Return of Intellectual Property, Proprietary Information and Firm Equipment
Senior lawyers in a law firm often have access to intellectual property and proprietary information that goes beyond the information associated with matters that they actually handle. These may range from mail lists to forms libraries and brief banks. Unless that information is owned by a departing client, it may well be owned by the firm at a substantial investment of time or money.
Similarly, attorneys may be issued firm equipment, ranging from laptops and mobile phones to furnishings for a home office. A separation agreement should address the return of firm property.
Transfer of Files to New Firm
It is inevitable that at least some clients will leave with a departing lawyer or choose another attorney, and that files will need to be transferred to a successor attorney. Transferring large files, or large numbers of files, presents logistical difficulties and is fertile grounds for dispute. Neither the departing lawyer nor the law firm left behind are excused from providing diligent representation during any transition period. Moreover, holding files as a means of retaliation or to secure fees that are owed to the firm is very problematic.
The transfer of files is also fertile ground for disputes.
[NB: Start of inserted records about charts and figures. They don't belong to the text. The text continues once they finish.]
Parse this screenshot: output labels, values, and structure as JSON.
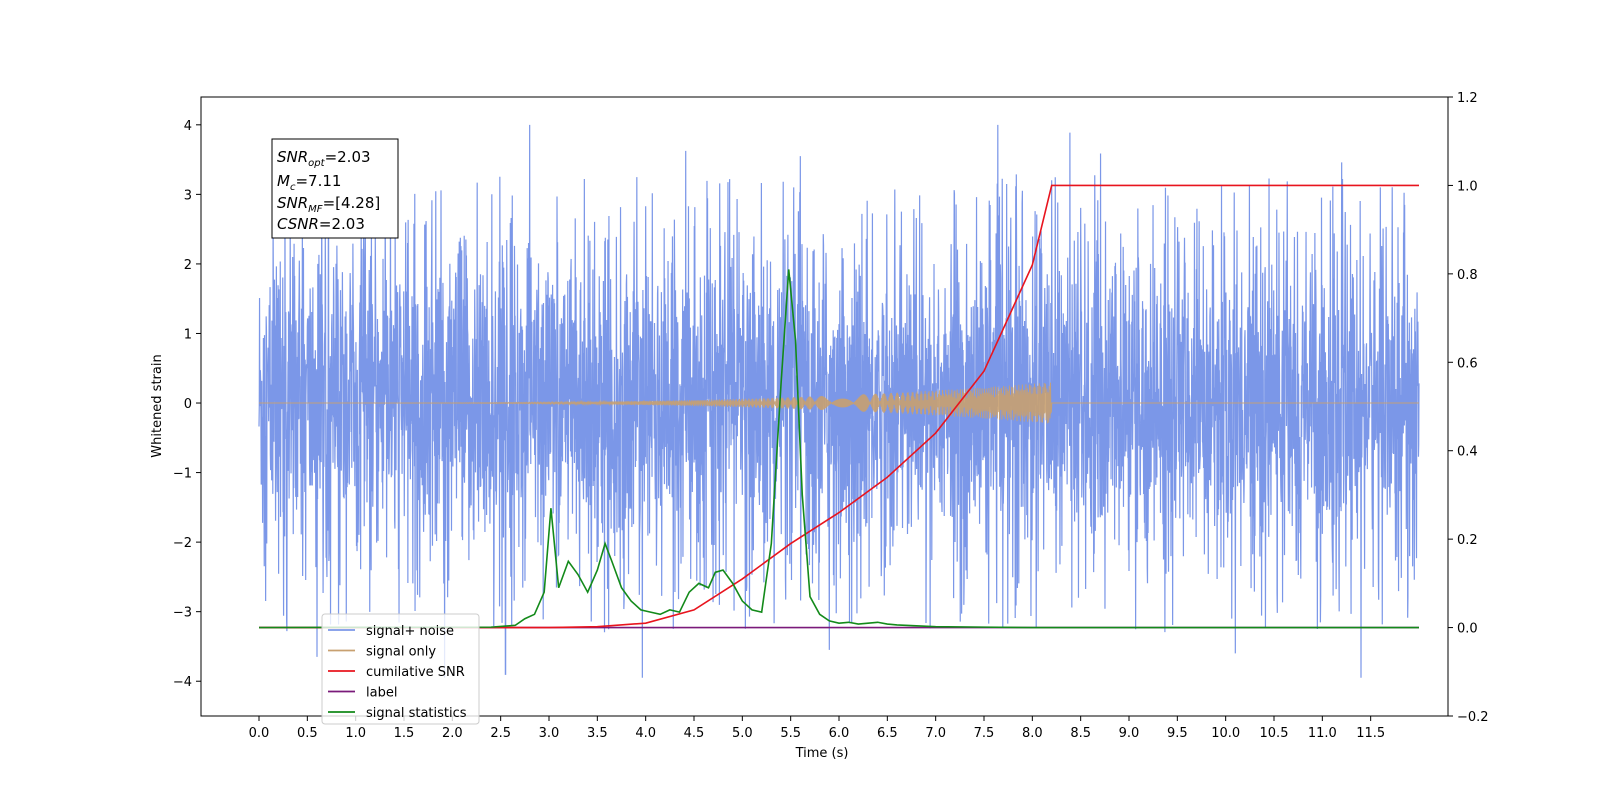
{
  "chart_data": {
    "type": "line",
    "xlabel": "Time (s)",
    "ylabel": "Whitened strain",
    "ylabel_right": "",
    "xlim": [
      -0.6,
      12.3
    ],
    "ylim": [
      -4.5,
      4.4
    ],
    "ylim_right": [
      -0.2,
      1.2
    ],
    "x_ticks": [
      "0.0",
      "0.5",
      "1.0",
      "1.5",
      "2.0",
      "2.5",
      "3.0",
      "3.5",
      "4.0",
      "4.5",
      "5.0",
      "5.5",
      "6.0",
      "6.5",
      "7.0",
      "7.5",
      "8.0",
      "8.5",
      "9.0",
      "9.5",
      "10.0",
      "10.5",
      "11.0",
      "11.5"
    ],
    "y_ticks": [
      4,
      3,
      2,
      1,
      0,
      -1,
      -2,
      -3,
      -4
    ],
    "y_ticks_right": [
      "1.2",
      "1.0",
      "0.8",
      "0.6",
      "0.4",
      "0.2",
      "0.0",
      "−0.2"
    ],
    "grid": false,
    "legend_position": "lower-left",
    "info_box": {
      "snr_opt": "=2.03",
      "mc": "=7.11",
      "snr_mf": "=[4.28]",
      "csnr": "=2.03"
    },
    "series": [
      {
        "name": "signal+ noise",
        "color": "#7b97e8",
        "axis": "left",
        "t_range": [
          0.0,
          12.0
        ],
        "envelope": {
          "core_amplitude": 1.75,
          "peak_max": 4.0,
          "peak_min": -3.95
        },
        "notable_peaks": [
          [
            2.8,
            4.0
          ],
          [
            5.6,
            3.55
          ],
          [
            0.6,
            -3.65
          ],
          [
            2.55,
            -3.9
          ],
          [
            5.9,
            -3.55
          ],
          [
            10.1,
            -3.6
          ],
          [
            11.4,
            -3.95
          ]
        ]
      },
      {
        "name": "signal only",
        "color": "#c8a070",
        "axis": "left",
        "t_range": [
          0.0,
          12.0
        ],
        "chirp_end": 8.2,
        "max_amplitude": 0.3
      },
      {
        "name": "cumilative SNR",
        "color": "#e8141e",
        "axis": "right",
        "x": [
          0.0,
          3.0,
          3.5,
          4.0,
          4.5,
          5.0,
          5.5,
          6.0,
          6.5,
          7.0,
          7.5,
          8.0,
          8.2,
          12.0
        ],
        "y": [
          0.0,
          0.0,
          0.002,
          0.01,
          0.04,
          0.11,
          0.19,
          0.26,
          0.34,
          0.44,
          0.58,
          0.82,
          1.0,
          1.0
        ]
      },
      {
        "name": "label",
        "color": "#7a1a7a",
        "axis": "right",
        "x": [
          0.0,
          12.0
        ],
        "y": [
          0.0,
          0.0
        ]
      },
      {
        "name": "signal statistics",
        "color": "#138a1a",
        "axis": "right",
        "x": [
          0.0,
          2.4,
          2.65,
          2.75,
          2.85,
          2.95,
          3.02,
          3.1,
          3.2,
          3.3,
          3.4,
          3.5,
          3.58,
          3.65,
          3.75,
          3.85,
          3.95,
          4.05,
          4.15,
          4.25,
          4.35,
          4.45,
          4.55,
          4.65,
          4.72,
          4.8,
          4.9,
          5.0,
          5.1,
          5.2,
          5.3,
          5.4,
          5.48,
          5.55,
          5.62,
          5.7,
          5.8,
          5.9,
          6.0,
          6.1,
          6.2,
          6.3,
          6.4,
          6.5,
          6.6,
          6.8,
          7.0,
          7.5,
          8.0,
          12.0
        ],
        "y": [
          0.0,
          0.001,
          0.005,
          0.02,
          0.03,
          0.08,
          0.27,
          0.09,
          0.15,
          0.12,
          0.08,
          0.13,
          0.19,
          0.15,
          0.09,
          0.06,
          0.04,
          0.035,
          0.03,
          0.04,
          0.035,
          0.08,
          0.1,
          0.09,
          0.125,
          0.13,
          0.1,
          0.06,
          0.04,
          0.035,
          0.19,
          0.55,
          0.81,
          0.65,
          0.3,
          0.07,
          0.03,
          0.015,
          0.01,
          0.012,
          0.008,
          0.01,
          0.012,
          0.008,
          0.006,
          0.004,
          0.002,
          0.001,
          0.0,
          0.0
        ]
      }
    ],
    "legend_entries": [
      "signal+ noise",
      "signal only",
      "cumilative SNR",
      "label",
      "signal statistics"
    ]
  }
}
Among the issues that may be addressed in a separation agreement are the timing and manner of notice, the time within which the transfer should be made and the costs for the work involved. What documents will the now discharged firm retain and who will pay the costs? A well-drawn separation agreement will cover this ground.
Access to Digital Case Management Records
Most firms incorporate some digital document management and many have sophisticated practice management systems. A firm that incorporates such products as Needles, Clio or Leap in its practice management likely will be faced with the task of extricating data, digital documents or other practice information. A separation agreement may address the data transfer logistics that are likely to be required, as well as allocate the costs.
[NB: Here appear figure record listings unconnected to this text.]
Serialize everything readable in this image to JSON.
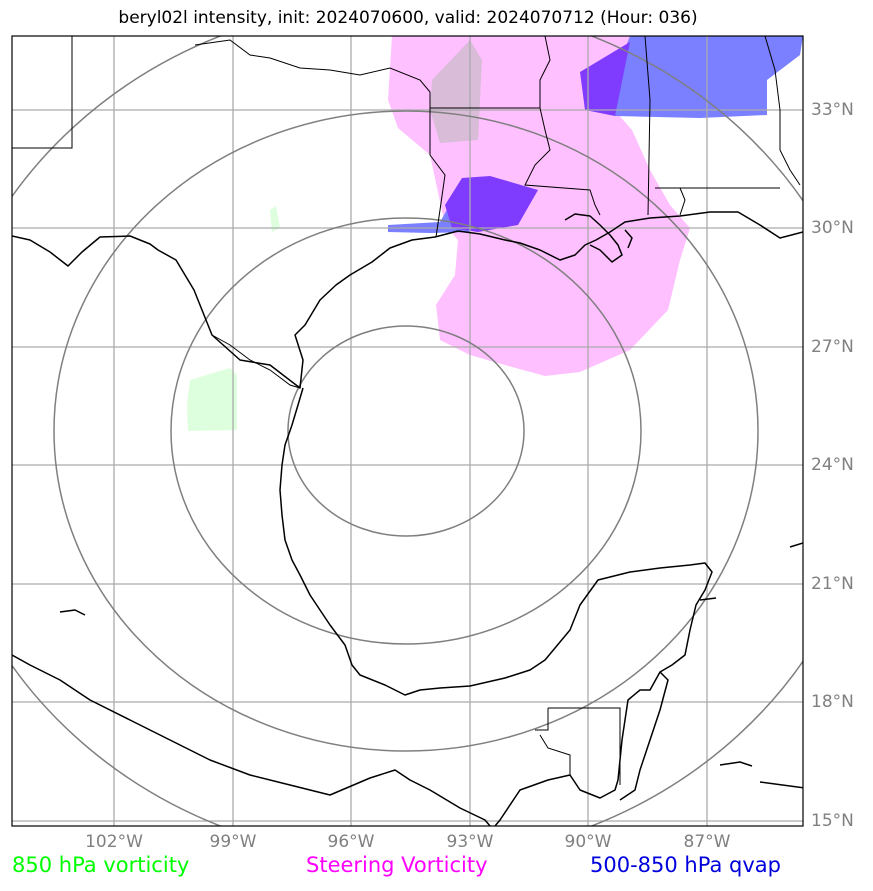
{
  "title": "beryl02l intensity, init: 2024070600, valid: 2024070712 (Hour: 036)",
  "axes": {
    "lon_labels": [
      "102°W",
      "99°W",
      "96°W",
      "93°W",
      "90°W",
      "87°W"
    ],
    "lat_labels": [
      "33°N",
      "30°N",
      "27°N",
      "24°N",
      "21°N",
      "18°N",
      "15°N"
    ]
  },
  "legend": {
    "vorticity_label": "850 hPa vorticity",
    "steering_label": "Steering Vorticity",
    "qvap_label": "500-850 hPa qvap"
  },
  "colors": {
    "vorticity": "#00ff00",
    "steering": "#ff00ff",
    "qvap": "#0000dd",
    "steering_fill": "#ffc0ff",
    "qvap_fill": "#7a80ff",
    "qvap_overlap_fill": "#7f3cff",
    "vorticity_fill": "#ddffdd",
    "grid": "#aaaaaa",
    "range_rings": "#7f7f7f",
    "coastline": "#000000"
  }
}
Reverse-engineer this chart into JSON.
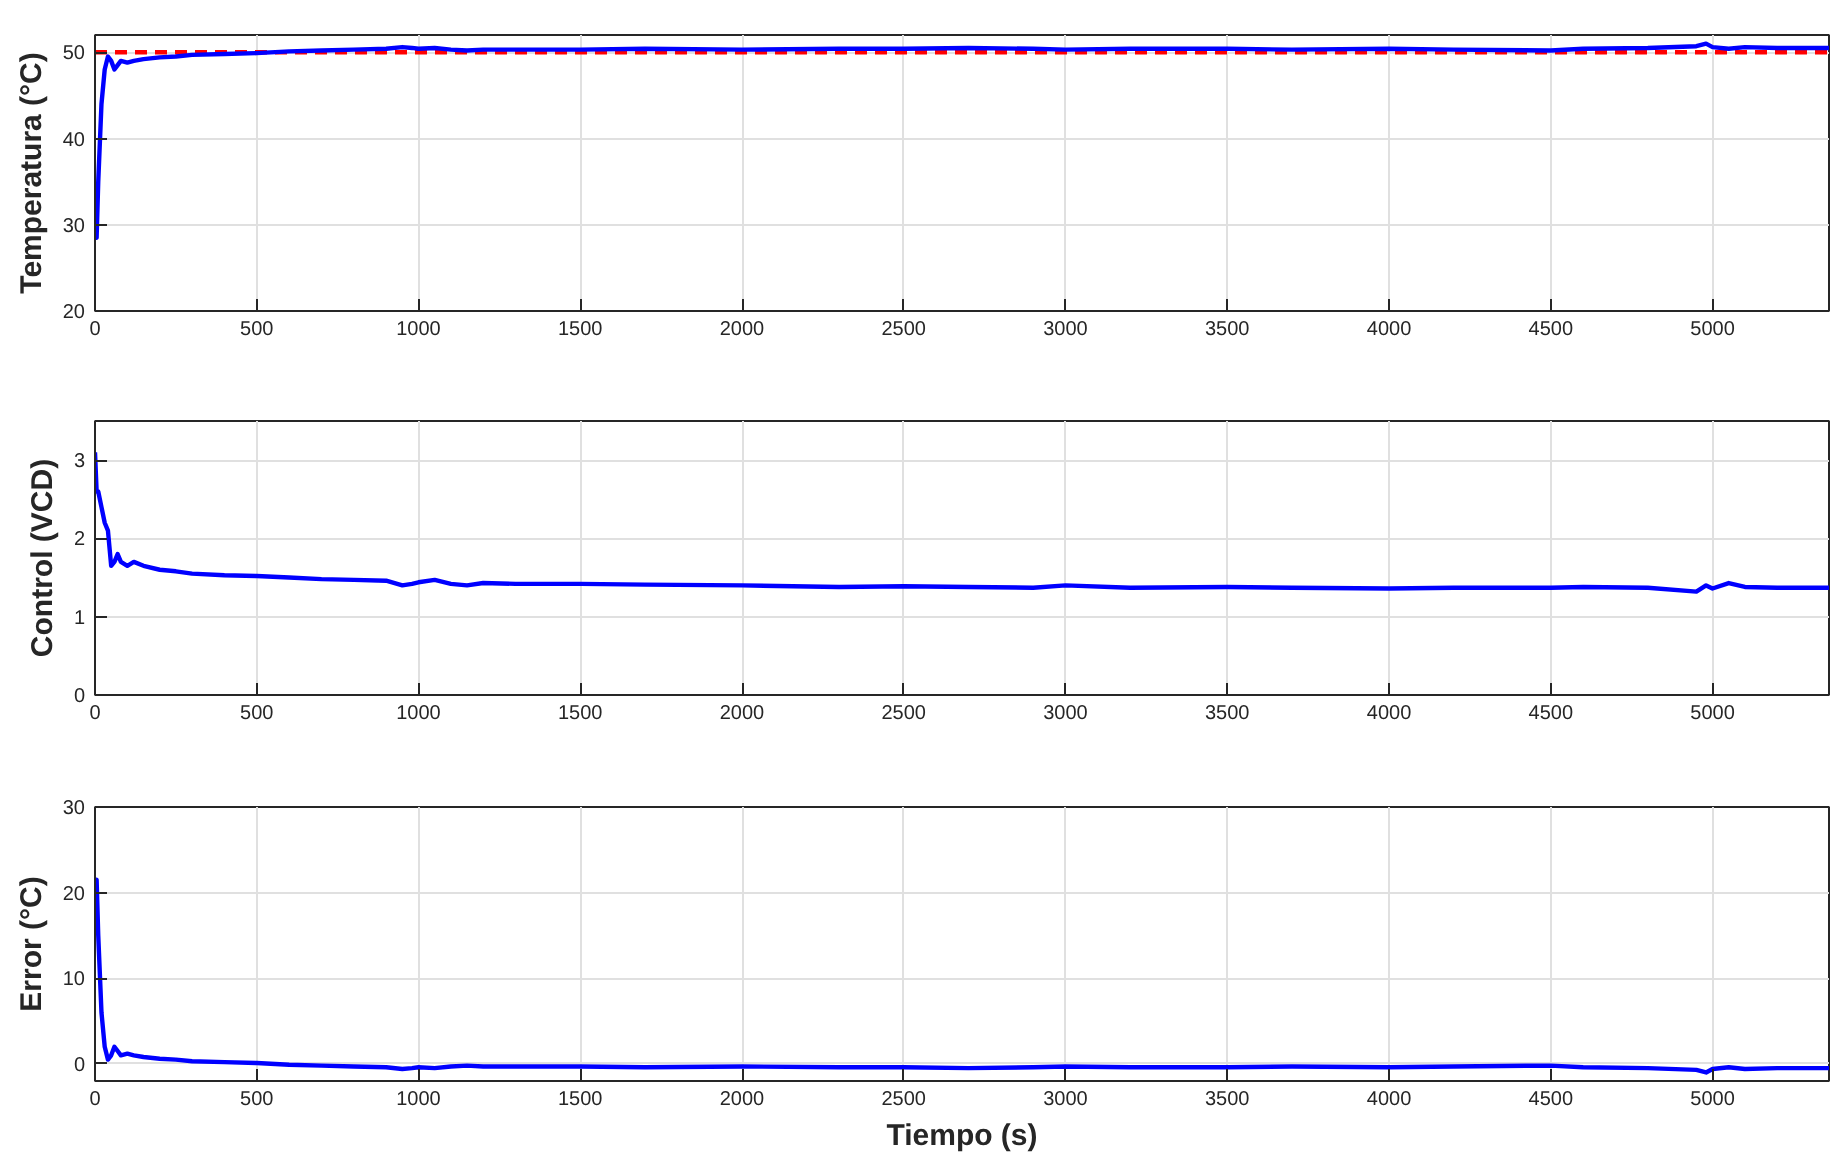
{
  "chart_data": [
    {
      "type": "line",
      "ylabel": "Temperatura (°C)",
      "xlim": [
        0,
        5360
      ],
      "xticks": [
        0,
        500,
        1000,
        1500,
        2000,
        2500,
        3000,
        3500,
        4000,
        4500,
        5000
      ],
      "ylim": [
        20,
        52
      ],
      "yticks": [
        20,
        30,
        40,
        50
      ],
      "grid": true,
      "series": [
        {
          "color": "#ff0000",
          "line_style": "dashed",
          "x": [
            0,
            5360
          ],
          "values": [
            50,
            50
          ]
        },
        {
          "color": "#0000ff",
          "line_style": "solid",
          "x": [
            0,
            5,
            10,
            20,
            30,
            40,
            50,
            60,
            70,
            80,
            100,
            120,
            150,
            200,
            250,
            300,
            400,
            500,
            600,
            700,
            800,
            900,
            950,
            980,
            1000,
            1050,
            1100,
            1150,
            1200,
            1300,
            1500,
            1700,
            2000,
            2300,
            2500,
            2700,
            2900,
            3000,
            3200,
            3500,
            3700,
            4000,
            4200,
            4500,
            4600,
            4800,
            4950,
            4980,
            5000,
            5050,
            5100,
            5200,
            5360
          ],
          "values": [
            29,
            28.5,
            35,
            44,
            48,
            49.5,
            49,
            48,
            48.5,
            49,
            48.8,
            49,
            49.2,
            49.4,
            49.5,
            49.7,
            49.8,
            49.9,
            50.1,
            50.2,
            50.3,
            50.4,
            50.6,
            50.5,
            50.4,
            50.5,
            50.3,
            50.2,
            50.3,
            50.3,
            50.3,
            50.4,
            50.3,
            50.4,
            50.4,
            50.5,
            50.4,
            50.3,
            50.4,
            50.4,
            50.3,
            50.4,
            50.3,
            50.2,
            50.4,
            50.5,
            50.7,
            51,
            50.6,
            50.4,
            50.6,
            50.5,
            50.5
          ]
        }
      ]
    },
    {
      "type": "line",
      "ylabel": "Control (VCD)",
      "xlim": [
        0,
        5360
      ],
      "xticks": [
        0,
        500,
        1000,
        1500,
        2000,
        2500,
        3000,
        3500,
        4000,
        4500,
        5000
      ],
      "ylim": [
        0,
        3.5
      ],
      "yticks": [
        0,
        1,
        2,
        3
      ],
      "grid": true,
      "series": [
        {
          "color": "#0000ff",
          "line_style": "solid",
          "x": [
            0,
            5,
            10,
            20,
            30,
            40,
            50,
            60,
            70,
            80,
            100,
            120,
            150,
            200,
            250,
            300,
            400,
            500,
            600,
            700,
            800,
            900,
            950,
            980,
            1000,
            1050,
            1100,
            1150,
            1200,
            1300,
            1500,
            1700,
            2000,
            2300,
            2500,
            2700,
            2900,
            3000,
            3200,
            3500,
            3700,
            4000,
            4200,
            4500,
            4600,
            4800,
            4950,
            4980,
            5000,
            5050,
            5100,
            5200,
            5360
          ],
          "values": [
            3.1,
            2.6,
            2.6,
            2.4,
            2.2,
            2.1,
            1.65,
            1.7,
            1.8,
            1.7,
            1.65,
            1.7,
            1.65,
            1.6,
            1.58,
            1.55,
            1.53,
            1.52,
            1.5,
            1.48,
            1.47,
            1.46,
            1.4,
            1.42,
            1.44,
            1.47,
            1.42,
            1.4,
            1.43,
            1.42,
            1.42,
            1.41,
            1.4,
            1.38,
            1.39,
            1.38,
            1.37,
            1.4,
            1.37,
            1.38,
            1.37,
            1.36,
            1.37,
            1.37,
            1.38,
            1.37,
            1.32,
            1.4,
            1.36,
            1.43,
            1.38,
            1.37,
            1.37
          ]
        }
      ]
    },
    {
      "type": "line",
      "ylabel": "Error (°C)",
      "xlabel": "Tiempo (s)",
      "xlim": [
        0,
        5360
      ],
      "xticks": [
        0,
        500,
        1000,
        1500,
        2000,
        2500,
        3000,
        3500,
        4000,
        4500,
        5000
      ],
      "ylim": [
        -2,
        30
      ],
      "yticks": [
        0,
        10,
        20,
        30
      ],
      "grid": true,
      "series": [
        {
          "color": "#0000ff",
          "line_style": "solid",
          "x": [
            0,
            5,
            10,
            20,
            30,
            40,
            50,
            60,
            70,
            80,
            100,
            120,
            150,
            200,
            250,
            300,
            400,
            500,
            600,
            700,
            800,
            900,
            950,
            980,
            1000,
            1050,
            1100,
            1150,
            1200,
            1300,
            1500,
            1700,
            2000,
            2300,
            2500,
            2700,
            2900,
            3000,
            3200,
            3500,
            3700,
            4000,
            4200,
            4500,
            4600,
            4800,
            4950,
            4980,
            5000,
            5050,
            5100,
            5200,
            5360
          ],
          "values": [
            21,
            21.5,
            15,
            6,
            2,
            0.5,
            1,
            2,
            1.5,
            1,
            1.2,
            1,
            0.8,
            0.6,
            0.5,
            0.3,
            0.2,
            0.1,
            -0.1,
            -0.2,
            -0.3,
            -0.4,
            -0.6,
            -0.5,
            -0.4,
            -0.5,
            -0.3,
            -0.2,
            -0.3,
            -0.3,
            -0.3,
            -0.4,
            -0.3,
            -0.4,
            -0.4,
            -0.5,
            -0.4,
            -0.3,
            -0.4,
            -0.4,
            -0.3,
            -0.4,
            -0.3,
            -0.2,
            -0.4,
            -0.5,
            -0.7,
            -1,
            -0.6,
            -0.4,
            -0.6,
            -0.5,
            -0.5
          ]
        }
      ]
    }
  ]
}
Access to Digital and Paper Files
It may be unethical to deny access to a departing attorney to files in matters that he or she was personally handling, but that should not imply that a lawyer that has given notice has a right to access the files of other matters or other clients. Here again the firm may have information in its files that it can – and that perhaps it is ethically required to – protect from someone planning an exit from the firm.
Deletion of Non-Client Data from Personal Equipment
Departing attorneys are not entitled to, and should not retain information in their possession that involves non-clients. Law firms have an obligation to secure the return or deletion of this type of data.
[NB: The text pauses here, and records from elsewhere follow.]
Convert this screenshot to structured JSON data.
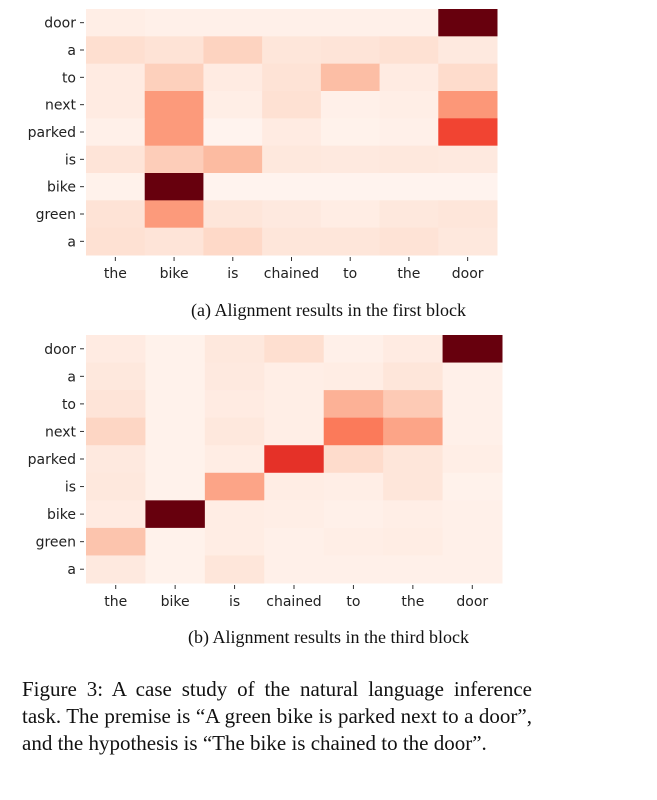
{
  "chart_data": [
    {
      "type": "heatmap",
      "caption": "(a) Alignment results in the first block",
      "row_labels": [
        "door",
        "a",
        "to",
        "next",
        "parked",
        "is",
        "bike",
        "green",
        "a"
      ],
      "col_labels": [
        "the",
        "bike",
        "is",
        "chained",
        "to",
        "the",
        "door"
      ],
      "values": [
        [
          0.04,
          0.03,
          0.03,
          0.03,
          0.03,
          0.03,
          1.0
        ],
        [
          0.13,
          0.11,
          0.17,
          0.09,
          0.1,
          0.12,
          0.07
        ],
        [
          0.06,
          0.18,
          0.06,
          0.11,
          0.24,
          0.06,
          0.14
        ],
        [
          0.06,
          0.35,
          0.04,
          0.12,
          0.03,
          0.04,
          0.36
        ],
        [
          0.03,
          0.35,
          0.01,
          0.06,
          0.02,
          0.03,
          0.6
        ],
        [
          0.1,
          0.19,
          0.25,
          0.08,
          0.07,
          0.08,
          0.07
        ],
        [
          0.02,
          1.0,
          0.01,
          0.01,
          0.01,
          0.01,
          0.01
        ],
        [
          0.11,
          0.35,
          0.09,
          0.07,
          0.05,
          0.08,
          0.09
        ],
        [
          0.12,
          0.1,
          0.15,
          0.09,
          0.09,
          0.11,
          0.08
        ]
      ],
      "colormap": "Reds"
    },
    {
      "type": "heatmap",
      "caption": "(b) Alignment results in the third block",
      "row_labels": [
        "door",
        "a",
        "to",
        "next",
        "parked",
        "is",
        "bike",
        "green",
        "a"
      ],
      "col_labels": [
        "the",
        "bike",
        "is",
        "chained",
        "to",
        "the",
        "door"
      ],
      "values": [
        [
          0.06,
          0.02,
          0.08,
          0.13,
          0.03,
          0.06,
          1.0
        ],
        [
          0.08,
          0.02,
          0.07,
          0.04,
          0.05,
          0.09,
          0.03
        ],
        [
          0.1,
          0.02,
          0.06,
          0.04,
          0.28,
          0.2,
          0.03
        ],
        [
          0.16,
          0.02,
          0.08,
          0.04,
          0.45,
          0.32,
          0.03
        ],
        [
          0.07,
          0.02,
          0.05,
          0.66,
          0.14,
          0.09,
          0.04
        ],
        [
          0.08,
          0.02,
          0.32,
          0.05,
          0.04,
          0.09,
          0.02
        ],
        [
          0.06,
          1.0,
          0.05,
          0.04,
          0.03,
          0.04,
          0.03
        ],
        [
          0.22,
          0.02,
          0.05,
          0.03,
          0.04,
          0.05,
          0.03
        ],
        [
          0.07,
          0.02,
          0.09,
          0.03,
          0.03,
          0.03,
          0.03
        ]
      ],
      "colormap": "Reds"
    }
  ],
  "figure_caption": "Figure 3: A case study of the natural language inference task. The premise is “A green bike is parked next to a door”, and the hypothesis is “The bike is chained to the door”."
}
Communication with Former Clients
A separation agreement should both recognize and limit the ability of the law firm to communicate with the clients that are following the lawyer to his or her new position. It may be critical in some cases to confirm that the clients recognize that the selection of a new law firm means that the old firm has been discharged without cause, and that there may be issues related to that discharge. In our experience, unsophisticated clients may not understand the ramifications of firing an attorney.
The law firm will need to communicate with the former client about billing, any accounts receivable and may need to have other communications that continue after the firm has been discharged. It will also have right to communicate with the client in an attempt to retain the business, as long as it does so truthfully and without disparaging the departing lawyer.
Should the law firm open a new file for a client who wants to engage a lawyer that has given notice of their imminent departure. That may well depend on the nature of the practice and the type of matter. It is better to think about it beforehand.